Bagi ibu hamil yang memiliki riwayat alergi, sebaiknya menghindari konsumsi makanan-makanan yang bersifat alergen, seperti kacang-kacangan, seafood, dan sebagainya.

8. Mengkonsumsi Makanan Penghasil Kalori Berlebih

Ibu hamil memang membutuhkan asupan nutrisi dan gizi lebih banyak, namun tidak membutuhkan kalori lebih banyak. Jadi, sebaiknya ibu hamil tidak mengonsumsi makanan berkalori secara berlebihan. Jika hal itu dilakukan, akibatnya adalah overweight bagi ibu hamil, dan overweight ini dapat menyebabkan pre eklampsia, yang ditandai dengan meningkatnya tekanan darah dan kadar protein dalam urine.

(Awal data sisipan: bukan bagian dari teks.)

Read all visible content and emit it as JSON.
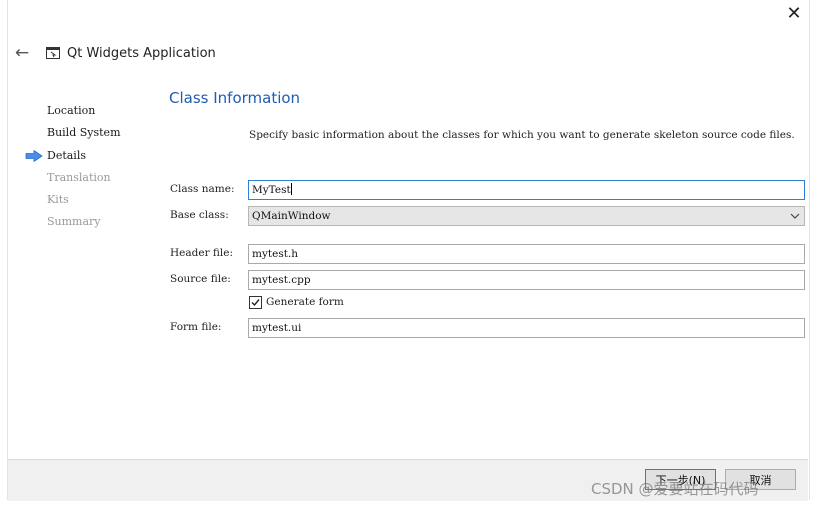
{
  "window": {
    "title": "Qt Widgets Application",
    "close_glyph": "✕",
    "back_glyph": "←"
  },
  "sidebar": {
    "items": [
      {
        "label": "Location",
        "state": "done"
      },
      {
        "label": "Build System",
        "state": "done"
      },
      {
        "label": "Details",
        "state": "current"
      },
      {
        "label": "Translation",
        "state": "pending"
      },
      {
        "label": "Kits",
        "state": "pending"
      },
      {
        "label": "Summary",
        "state": "pending"
      }
    ],
    "current_marker_color": "#4a8ee8"
  },
  "main": {
    "title": "Class Information",
    "description": "Specify basic information about the classes for which you want to generate skeleton source code files.",
    "fields": {
      "class_name": {
        "label": "Class name:",
        "value": "MyTest"
      },
      "base_class": {
        "label": "Base class:",
        "value": "QMainWindow"
      },
      "header_file": {
        "label": "Header file:",
        "value": "mytest.h"
      },
      "source_file": {
        "label": "Source file:",
        "value": "mytest.cpp"
      },
      "generate_form": {
        "label": "Generate form",
        "checked": true
      },
      "form_file": {
        "label": "Form file:",
        "value": "mytest.ui"
      }
    }
  },
  "footer": {
    "next_label": "下一步(N)",
    "cancel_label": "取消"
  },
  "watermark": "CSDN @爱要站在码代码",
  "colors": {
    "accent": "#1f5db3",
    "focus_border": "#2f7fd6"
  }
}
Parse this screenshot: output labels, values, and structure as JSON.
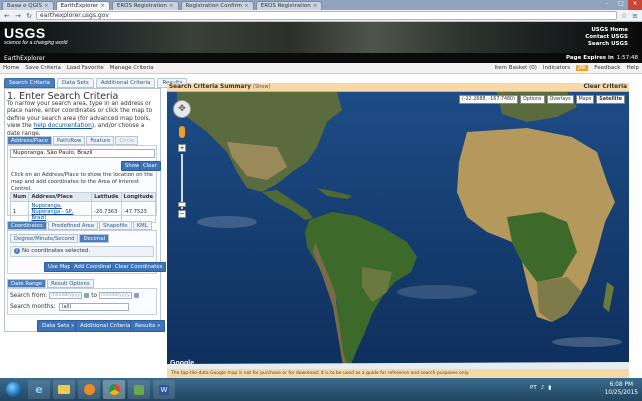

Apabila berlanjut dan tidak ditangani dengan baik, pre eklampsia akan akan berubah menjadi eklamsi. Dampak fatal eklampsia adalah kejang-kejang, koma atau bahkan kematian sebelum ataupun sesudah kelahiran.
Minasan yang saat ini sedang dalam masa kehamilan, sebaiknya memperhatikan rambu-rambu pantangan makanan di atas. Memang pada prinsipnya, semua makanan dan minuman baik untuk ibu hamil, hanya saja apabila dikonsumsi secara berlebihan tentu akan menimbulkan dampak bagi ibu hamil sendiri maupun bagi janinnya. Jadi Minasan, sudah sepatutnya kita menjadi smart mom saat hamil dan jangan terjebak dalam mitos pantangan yang ada di masyarakat.